Ticket proceeds will go to Colbert’s Flying Elephants Foundation, which gives money to environmental charities, as well as paying for the artist’s expenses, according to Louise Errington of C4 Consulting, the public relations firm representing Ashes and Snow™ in Santa Monica.

Flying Elephants Fellowships have been awarded to ten individuals --none of them Colbert -- “whose work inspires a reverence for the natural world,” according to www.flyingelephants.org

The show is being subsidized by Rolex.

“It’s not a cheap undertaking,” Errington said.

The Venice and New York shows were organized by another nonprofit foundation created by Colbert, the Bianimale Foundation, widely described by the New York press as a nonprofit organization that “encourages artistic endeavors to increase public support for the protection and conservation of animals and their natural habitats.”

While a cached copy of an Ashes and Snow press release dated March 5, 2005 refers to the Bianimale Foundation, no mention of it is found in their current website or press kit. Last May, Metropolis Magazine, a New York publication, claimed that the Ashes and Snow website was the only source of online information on the foundation.

Colbert has been traveling around the world with his retinue for the past 14 years, stopping over occasionally in his Manhattan loft, a crosstown flat and a triplex in Paris where he is said to live “monastically,” according to a March 2005 New York Times article.

Wednesday morning, cranes and massive forklifts were crossing paths in and out of the three empty galleries as construction costs mounted at the site.

Though the “Nomadic Museum” was designed to be recyclable, New York builders erred and welded the structure together, so it had to be “trashed,” according to Santa Monica site Superintendent Bob Meeks of RMS Group General Contractors.

The greatest challenge now is how to “design it at the same rate you’re trying to build it,” Meeks said.

Since they didn’t get to use the New York structure, they have to draw up plans as they go along, plans they hope the Beijing contractors who follow them can use, he said.

They’re making a structure that “comes apart piece by piece,” Meeks said, so that the exhibitors ought to be able to send it from site to site as originally planned.

Colbert has visited the site, and is “great” to work with, Meeks said. “He’s really impressed with what we’ve done.”

The show itself has received mixed reviews.

“In these photographs . . . the animals and the people seem to move in a cosmic dance filled with rhythmic and visual beauty that breaks out of the mundane world of classifications, of ‘us’ and ‘them,’ and into the sublime,” Camera Arts raved.

Roberta Smith of the New York Times was more critical.

Calling Ashes and Snow a “spectacularly vacuous exhibit,” Smith said the pictures of the white, bare-chested Western adventurer/artist surrounded by images of beautiful non-Western women and children cavorting sensually with wild animals proved that “while colonialism may be dead or dying, its tropes are ever with us.”

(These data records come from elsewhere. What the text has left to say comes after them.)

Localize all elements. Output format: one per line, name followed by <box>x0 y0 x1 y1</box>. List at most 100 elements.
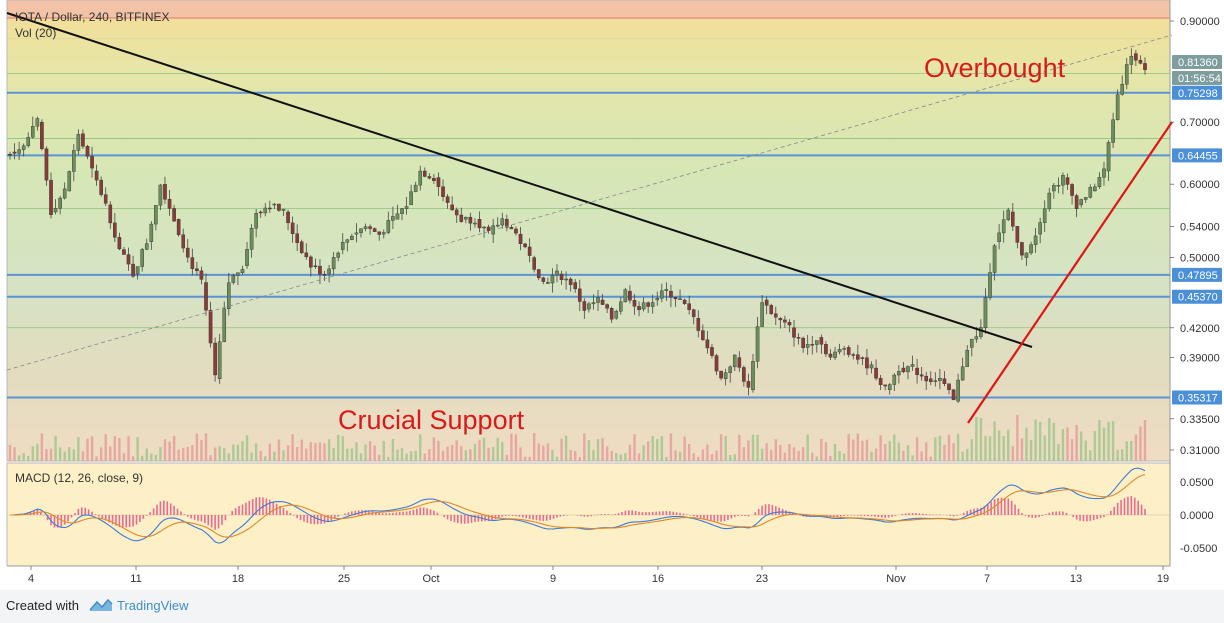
macd-hist-bar <box>1072 515 1075 518</box>
macd-hist-bar <box>77 508 80 515</box>
candle <box>1079 198 1083 208</box>
volume-bar <box>988 436 992 461</box>
macd-hist-bar <box>843 515 845 516</box>
macd-hist-bar <box>891 515 893 517</box>
candle <box>473 218 477 228</box>
volume-bar <box>683 436 686 461</box>
macd-hist-bar <box>508 515 510 516</box>
candle <box>167 190 172 216</box>
support-resistance-lines <box>7 91 1170 399</box>
price-tick-label: 0.39000 <box>1180 353 1220 365</box>
macd-hist-bar <box>333 515 336 519</box>
volume-bar <box>150 453 153 461</box>
volume-bar <box>934 437 937 461</box>
candle <box>272 202 277 209</box>
volume-bar <box>523 456 527 461</box>
volume-bar <box>455 440 458 461</box>
candle <box>664 282 669 301</box>
macd-hist-bar <box>733 515 736 517</box>
candle <box>290 216 295 243</box>
candle <box>363 223 368 232</box>
volume-bar <box>332 447 335 461</box>
candle <box>505 214 509 232</box>
macd-hist-bar <box>952 515 955 517</box>
volume-bar <box>660 436 664 461</box>
volume-bar <box>1134 434 1138 461</box>
volume-bar <box>309 442 313 461</box>
volume-bar <box>1061 428 1065 461</box>
macd-hist-bar <box>788 511 791 515</box>
volume-bar <box>815 456 819 461</box>
candle <box>135 266 140 280</box>
volume-bar <box>1125 441 1128 461</box>
macd-hist-bar <box>207 515 210 526</box>
candle <box>1047 187 1052 212</box>
macd-hist-bar <box>60 515 63 527</box>
volume-bar <box>906 445 910 461</box>
macd-hist-bar <box>963 512 965 515</box>
volume-bar <box>642 445 645 461</box>
volume-bar <box>1057 444 1060 461</box>
candle <box>1056 177 1061 194</box>
macd-hist-bar <box>658 511 661 515</box>
candle <box>536 269 541 281</box>
tradingview-link[interactable]: TradingView <box>117 598 189 613</box>
macd-hist-bar <box>911 512 914 515</box>
volume-bar <box>505 454 509 461</box>
volume-bar <box>314 442 317 461</box>
candle <box>1001 210 1006 243</box>
volume-bar <box>1084 440 1087 461</box>
macd-hist-bar <box>402 511 404 515</box>
price-tick-label: 0.54000 <box>1180 222 1220 234</box>
volume-bar <box>956 433 960 461</box>
volume-bar <box>701 449 705 461</box>
volume-bar <box>177 449 180 461</box>
candle <box>851 352 856 360</box>
macd-hist-bar <box>279 505 281 515</box>
volume-bar <box>163 439 167 461</box>
macd-hist-bar <box>501 515 504 517</box>
volume-bar <box>378 454 381 461</box>
volume-bar <box>838 451 841 461</box>
candle <box>655 291 660 306</box>
macd-hist-bar <box>498 515 500 519</box>
macd-hist-bar <box>436 512 439 515</box>
candle <box>236 272 240 286</box>
candle <box>295 224 299 251</box>
macd-hist-bar <box>699 515 702 519</box>
macd-hist-bar <box>446 515 449 520</box>
volume-bar <box>610 450 613 461</box>
volume-bar <box>191 445 194 461</box>
volume-bar <box>1130 440 1133 461</box>
macd-hist-bar <box>624 510 627 515</box>
candle <box>195 261 199 276</box>
volume-bar <box>592 449 595 461</box>
candle <box>1015 226 1020 249</box>
macd-hist-bar <box>621 511 623 515</box>
candle <box>359 228 363 238</box>
volume-bar <box>236 444 240 461</box>
volume-bar <box>697 456 700 461</box>
volume-bar <box>751 434 755 461</box>
volume-bar <box>724 436 727 461</box>
candle <box>299 239 304 255</box>
macd-hist-bar <box>1062 511 1064 515</box>
volume-bar <box>984 435 987 461</box>
macd-hist-bar <box>833 515 835 518</box>
volume-bar <box>637 453 641 461</box>
candle <box>564 271 568 290</box>
candlesticks <box>8 48 1147 404</box>
candle <box>427 173 432 180</box>
price-tick-label: 0.42000 <box>1180 323 1220 335</box>
candle <box>368 224 372 235</box>
volume-bar <box>259 450 262 461</box>
macd-hist-bar <box>1082 515 1085 522</box>
volume-bar <box>414 450 417 461</box>
macd-hist-bar <box>648 512 651 515</box>
volume-bar <box>651 436 654 461</box>
volume-bar <box>943 444 946 461</box>
macd-hist-bar <box>477 515 480 522</box>
volume-bar <box>656 438 659 461</box>
volume-bar <box>54 435 57 461</box>
volume-bar <box>387 456 390 461</box>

Santa Monicans will be able to judge for themselves, starting January 14, when a $15 ticket will admit them to three galleries filled with Colbert’s photographs, his film narrated by Laurence Fishburne and illuminations Colbert’s fictional letters to a wife. On their way out, they can spend more at the Ashes and Snow™ bookstore.

The Los Angeles Unified School District and the Santa Monica-Malibu School District plan to bring 300,000 school children from throughout the County to view the exhibit free of charge, according to Errington.